Strategists responsible for shaping military formations in the region were shocked when Army experts explained how difficult the terrain is operate on in the region, the article read.
Taking into account major Russian forces across the border, "we were thinking heavy [equipment], quite honestly, but heavy has some limitations in this terrain," USAREUR’s Col. Jeffrey French was quoted as saying by Stars and Stripes.
"We need to start rethinking the types of formations we want to use," he added.
In Estonia, heavy tanks are capable only of driving by road. While off-road, armored machines sink into swamps favored by the country’s large moose population, engineers explained.
More light-weight attack vehicles such as Strykers should be deployed to the region, Col. French said.
Other obstacles are limited highway networks throughout the Baltic countries and a shortage of rail cars capable of carrying US tanks, according to the article. The only place with a surplus of rail cars is Russia.
"I’m not sure of their propensity for lending us rail cars in a time of need," Lt. Col. Steven Dowgielewicz, commander of the 39th Transportation Battalion, ironically noted.
Another problem emerges when it comes to transporting cargo into the Baltics where the rail system still functions on Russian-style gauges.
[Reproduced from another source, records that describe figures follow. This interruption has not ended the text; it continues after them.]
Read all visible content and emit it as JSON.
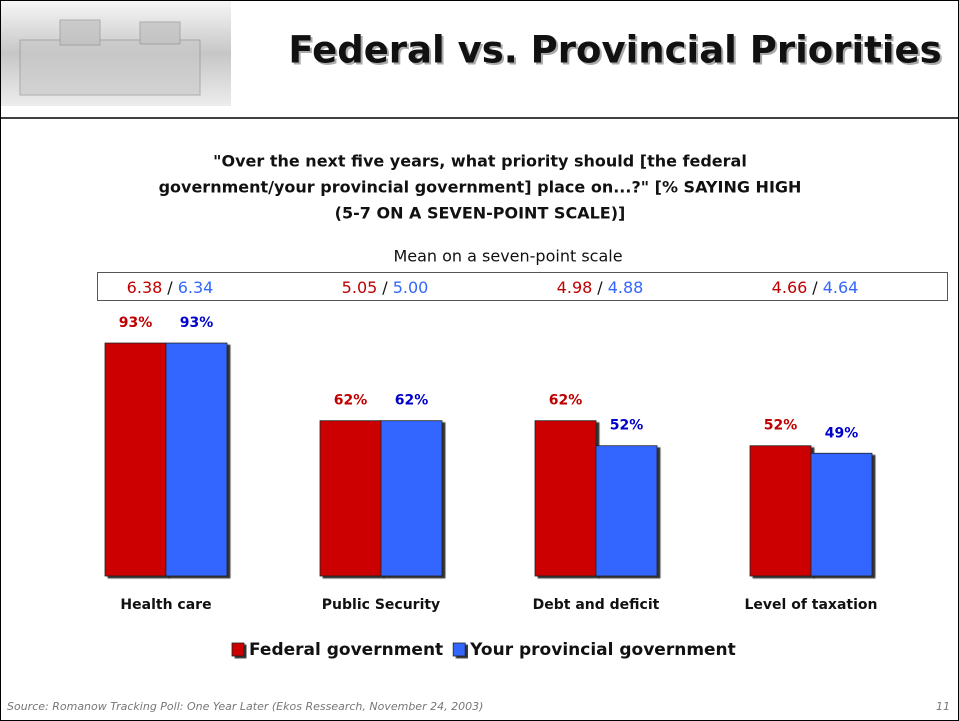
{
  "chart_data": {
    "type": "bar",
    "title": "Federal vs. Provincial Priorities",
    "subtitle": [
      "\"Over the next five years, what priority should [the federal",
      "government/your provincial government] place on...?\" [% SAYING HIGH",
      "(5-7 ON A SEVEN-POINT SCALE)]"
    ],
    "means_title": "Mean on a seven-point scale",
    "mean_separator": "/",
    "categories": [
      "Health care",
      "Public Security",
      "Debt and deficit",
      "Level of taxation"
    ],
    "series": [
      {
        "name": "Federal government",
        "color": "#cc0000",
        "text_color": "#c00000",
        "values": [
          93,
          62,
          62,
          52
        ],
        "value_labels": [
          "93%",
          "62%",
          "62%",
          "52%"
        ],
        "means": [
          6.38,
          5.05,
          4.98,
          4.66
        ]
      },
      {
        "name": "Your provincial government",
        "color": "#3366ff",
        "text_color": "#0000cc",
        "values": [
          93,
          62,
          52,
          49
        ],
        "value_labels": [
          "93%",
          "62%",
          "52%",
          "49%"
        ],
        "means": [
          6.34,
          {
            "value": 5,
            "label": "5.00"
          },
          4.88,
          4.64
        ]
      }
    ],
    "source": "Source: Romanow Tracking Poll:  One Year Later (Ekos Ressearch, November 24, 2003)",
    "page_number": 11
  }
}
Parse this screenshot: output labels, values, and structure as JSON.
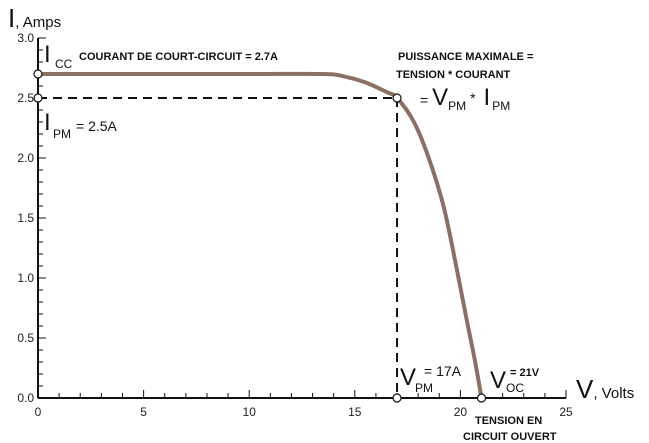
{
  "chart_data": {
    "type": "line",
    "ylabel_symbol": "I",
    "ylabel_unit": ", Amps",
    "xlabel_symbol": "V",
    "xlabel_unit": ", Volts",
    "xlim": [
      0,
      25
    ],
    "ylim": [
      0,
      3.0
    ],
    "xticks": [
      0,
      5,
      10,
      15,
      20,
      25
    ],
    "yticks": [
      0.0,
      0.5,
      1.0,
      1.5,
      2.0,
      2.5,
      3.0
    ],
    "xtick_labels": [
      "0",
      "5",
      "10",
      "15",
      "20",
      "25"
    ],
    "ytick_labels": [
      "0.0",
      "0.5",
      "1.0",
      "1.5",
      "2.0",
      "2.5",
      "3.0"
    ],
    "grid": false,
    "series": [
      {
        "color": "#8c7064",
        "x": [
          0,
          5,
          10,
          13.5,
          14.5,
          15.5,
          16.5,
          17,
          17.8,
          18.5,
          19.2,
          19.8,
          20.3,
          20.7,
          21
        ],
        "y": [
          2.7,
          2.7,
          2.7,
          2.7,
          2.68,
          2.63,
          2.55,
          2.5,
          2.3,
          2.0,
          1.6,
          1.1,
          0.65,
          0.3,
          0.0
        ]
      }
    ],
    "annotations": {
      "icc_symbol": "I",
      "icc_sub": "CC",
      "icc_text": "COURANT DE COURT-CIRCUIT = 2.7A",
      "max_power_line1": "PUISSANCE MAXIMALE =",
      "max_power_line2": "TENSION * COURANT",
      "eq_prefix": "=",
      "eq_v": "V",
      "eq_v_sub": "PM",
      "eq_star": "*",
      "eq_i": "I",
      "eq_i_sub": "PM",
      "ipm_symbol": "I",
      "ipm_sub": "PM",
      "ipm_text": "= 2.5A",
      "vpm_symbol": "V",
      "vpm_sub": "PM",
      "vpm_text": "= 17A",
      "voc_symbol": "V",
      "voc_sub": "OC",
      "voc_text": "= 21V",
      "open_circuit_line1": "TENSION EN",
      "open_circuit_line2": "CIRCUIT OUVERT"
    },
    "points": {
      "isc": {
        "x": 0,
        "y": 2.7
      },
      "ipm": {
        "x": 0,
        "y": 2.5
      },
      "mpp": {
        "x": 17,
        "y": 2.5
      },
      "vpm": {
        "x": 17,
        "y": 0
      },
      "voc": {
        "x": 21,
        "y": 0
      }
    }
  }
}
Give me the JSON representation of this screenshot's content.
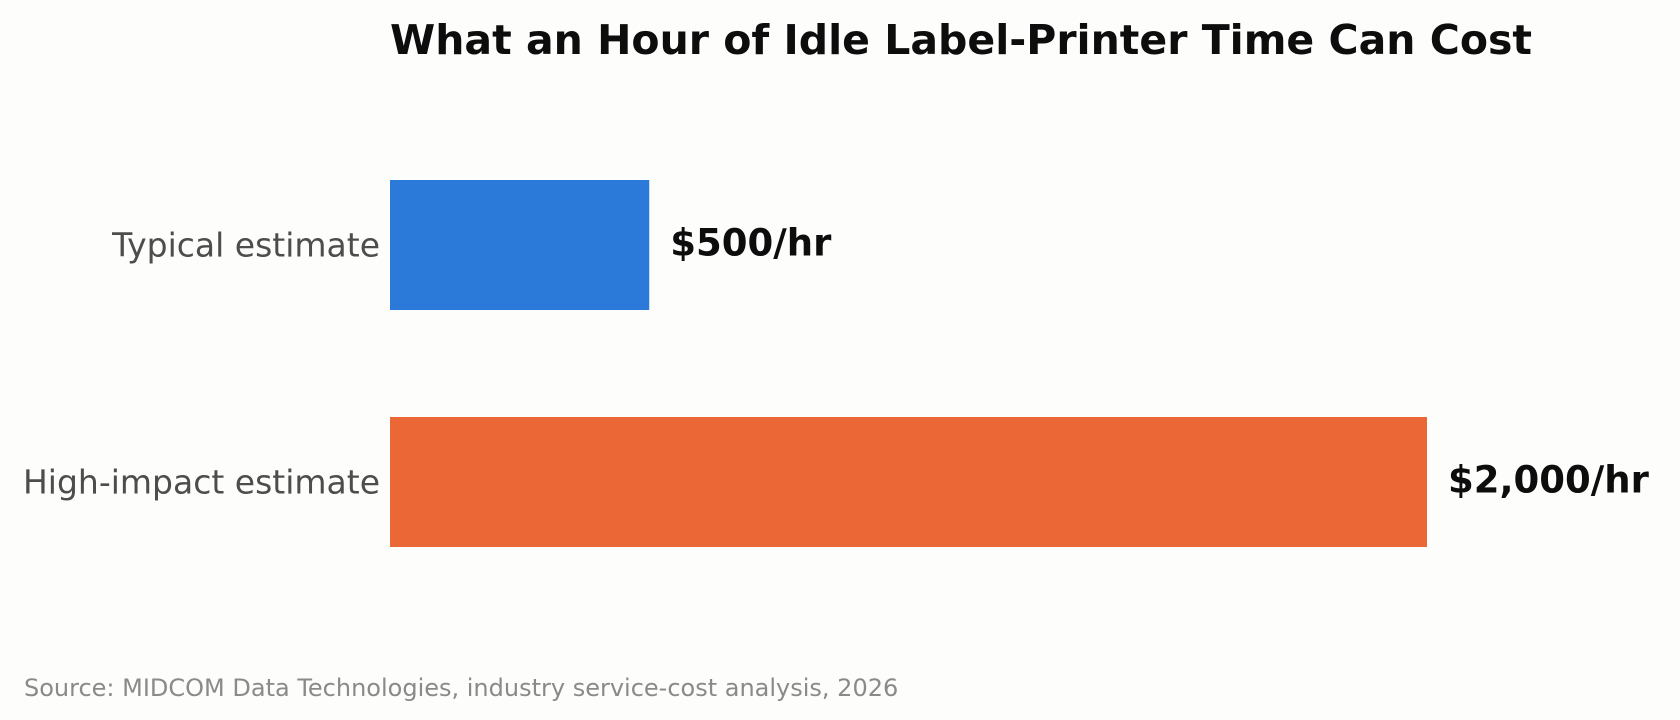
{
  "chart_data": {
    "type": "bar",
    "orientation": "horizontal",
    "title": "What an Hour of Idle Label-Printer Time Can Cost",
    "xlabel": "",
    "ylabel": "",
    "categories": [
      "Typical estimate",
      "High-impact estimate"
    ],
    "values": [
      500,
      2000
    ],
    "value_labels": [
      "$500/hr",
      "$2,000/hr"
    ],
    "colors": [
      "#2b79d8",
      "#eb6836"
    ],
    "xlim": [
      0,
      2000
    ],
    "grid": false,
    "legend": "none",
    "source": "Source: MIDCOM Data Technologies, industry service-cost analysis, 2026"
  }
}
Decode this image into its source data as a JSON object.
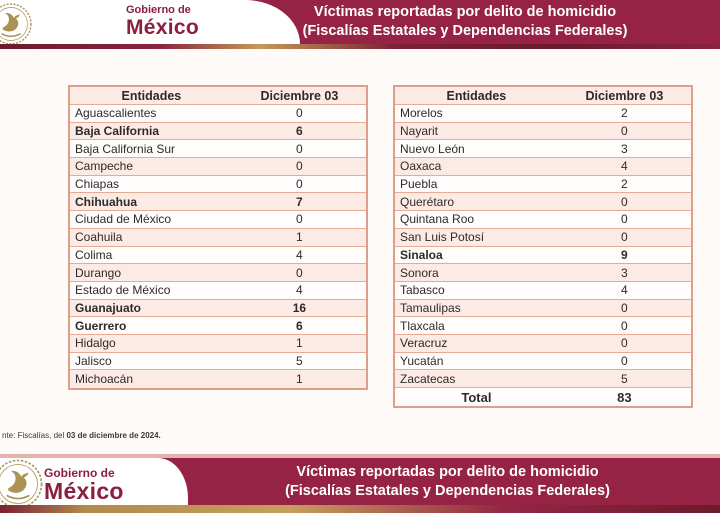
{
  "banner": {
    "logo_line1": "Gobierno de",
    "logo_line2": "México",
    "title_line1": "Víctimas reportadas por delito de homicidio",
    "title_line2": "(Fiscalías Estatales y Dependencias Federales)"
  },
  "table_headers": {
    "entity": "Entidades",
    "date": "Diciembre 03"
  },
  "left_table": {
    "rows": [
      {
        "name": "Aguascalientes",
        "value": "0",
        "bold": false
      },
      {
        "name": "Baja California",
        "value": "6",
        "bold": true
      },
      {
        "name": "Baja California Sur",
        "value": "0",
        "bold": false
      },
      {
        "name": "Campeche",
        "value": "0",
        "bold": false
      },
      {
        "name": "Chiapas",
        "value": "0",
        "bold": false
      },
      {
        "name": "Chihuahua",
        "value": "7",
        "bold": true
      },
      {
        "name": "Ciudad de México",
        "value": "0",
        "bold": false
      },
      {
        "name": "Coahuila",
        "value": "1",
        "bold": false
      },
      {
        "name": "Colima",
        "value": "4",
        "bold": false
      },
      {
        "name": "Durango",
        "value": "0",
        "bold": false
      },
      {
        "name": "Estado de México",
        "value": "4",
        "bold": false
      },
      {
        "name": "Guanajuato",
        "value": "16",
        "bold": true
      },
      {
        "name": "Guerrero",
        "value": "6",
        "bold": true
      },
      {
        "name": "Hidalgo",
        "value": "1",
        "bold": false
      },
      {
        "name": "Jalisco",
        "value": "5",
        "bold": false
      },
      {
        "name": "Michoacán",
        "value": "1",
        "bold": false
      }
    ]
  },
  "right_table": {
    "rows": [
      {
        "name": "Morelos",
        "value": "2",
        "bold": false
      },
      {
        "name": "Nayarit",
        "value": "0",
        "bold": false
      },
      {
        "name": "Nuevo León",
        "value": "3",
        "bold": false
      },
      {
        "name": "Oaxaca",
        "value": "4",
        "bold": false
      },
      {
        "name": "Puebla",
        "value": "2",
        "bold": false
      },
      {
        "name": "Querétaro",
        "value": "0",
        "bold": false
      },
      {
        "name": "Quintana Roo",
        "value": "0",
        "bold": false
      },
      {
        "name": "San Luis Potosí",
        "value": "0",
        "bold": false
      },
      {
        "name": "Sinaloa",
        "value": "9",
        "bold": true
      },
      {
        "name": "Sonora",
        "value": "3",
        "bold": false
      },
      {
        "name": "Tabasco",
        "value": "4",
        "bold": false
      },
      {
        "name": "Tamaulipas",
        "value": "0",
        "bold": false
      },
      {
        "name": "Tlaxcala",
        "value": "0",
        "bold": false
      },
      {
        "name": "Veracruz",
        "value": "0",
        "bold": false
      },
      {
        "name": "Yucatán",
        "value": "0",
        "bold": false
      },
      {
        "name": "Zacatecas",
        "value": "5",
        "bold": false
      }
    ],
    "total_label": "Total",
    "total_value": "83"
  },
  "footnote": {
    "prefix": "nte: Fiscalías, del ",
    "date_bold": "03 de diciembre de 2024."
  },
  "colors": {
    "bar_maroon": "#962346",
    "logo_maroon": "#8b1f3e",
    "row_pink": "#fcebe4",
    "border_salmon": "#dd9f89",
    "strip_gold": "#c39a58",
    "text": "#2d2a2b"
  }
}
That means offloading onto different cargo trains which would require special transport cars, the article read.
Taking into account the facts, US army experts doubt NATO’s capability to defend the Baltic countries if needed.
In this context, the Latvian website Lsm.Lv cited a 2000 article from Parameter, a US military magazine.
NATO should admit new member countries only if they can be effectively protected by the alliance and if their admittance is good for the alliance, the article read. By contrast, the admittance of the Baltics would weaken the alliance, provoke tensions with Russia and create only a semblance of security in the region which would be a precondition for a disaster, US military experts warned 15 years ago.